Many measures have been adopted with a clear lack of rights holders’ consultation. Unia has been monitoring the situation, including individual cases (through the individual complaints received) as well as the media and a legislation observatory set in place in this context. Structural problems are identified and tackled as soon as possible. A report will be issued in the coming months.

Unia’s disability department has also launched a special consultation on COVID-19’s impact on disabled people for civil society organisations.

Myria visited the closed immigration detention centre of Merksplas from which several complaints came during April 2020.

The Combat Poverty Service made an overview of the COVID-19 measures relating to situations of poverty and insecurity and made a special note as SDG-voice in the context of “to leave no one behind”. Recently, the Flemish government has set up a taskforce “vulnerable households”. To this end, the Combat Poverty Service supports involving the relevant stakeholders.

Unia, Myria and the Combat Poverty Service jointly made a note about protective measures respecting fundamental rights. Future action will also be undertaken as a result of further cooperation between Unia, Myria and the Combat Poverty Service, and in cooperation with the official taskforce units in Belgium.

More recently, in May 2020, new laws aiming at perpetuating some of the measures adopted by the Ministry of Justice during the crisis were proposed in the Parliament. This was done without proper consultation and before any evaluation of the impact of those measures. Emergency was invoked to limit as much as possible the time allocated (3 days) to the High Council of Justice to analyse the proposal. This led to multiple reactions from civil society.

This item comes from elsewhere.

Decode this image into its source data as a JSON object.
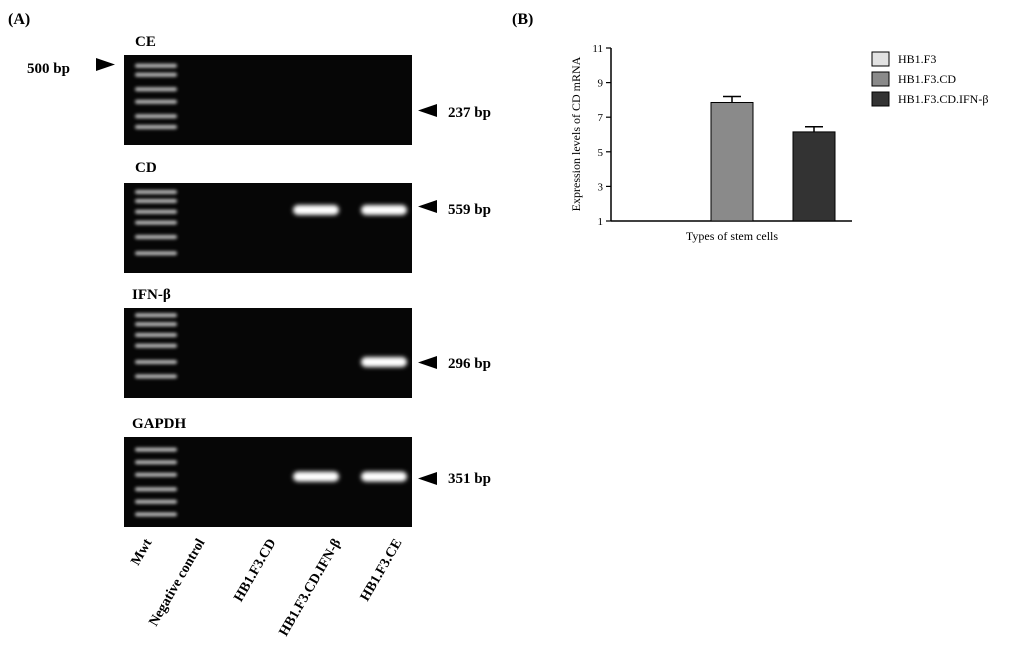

Most important challenges due to COVID-19 for the NHRI’s functioning

The main challenge is access to information. There is a lack of clarity when it comes to the structure of the different taskforces and centres of decision created within the Belgian government following the COVID-19 outbreak. This entails important challenges in identifying relevant points of contact for our different areas of work. Civil society being strongly impacted as well, the information flow is slower which doesn’t’ allow Unia to gather the necessary information in a timely manner.

Another challenge encountered is related to the balance between fundamental rights. Due to widespread public fear, there is a tendency to implement health measures that disproportionately restrict other fundamental rights (freedom of movement, right to education, right to private and family life in particular for people living in institutions, etc.).

Telephone hotlines and e-mail communications are maintained despite reduced capacity due to confinement measures and teleworking requirements.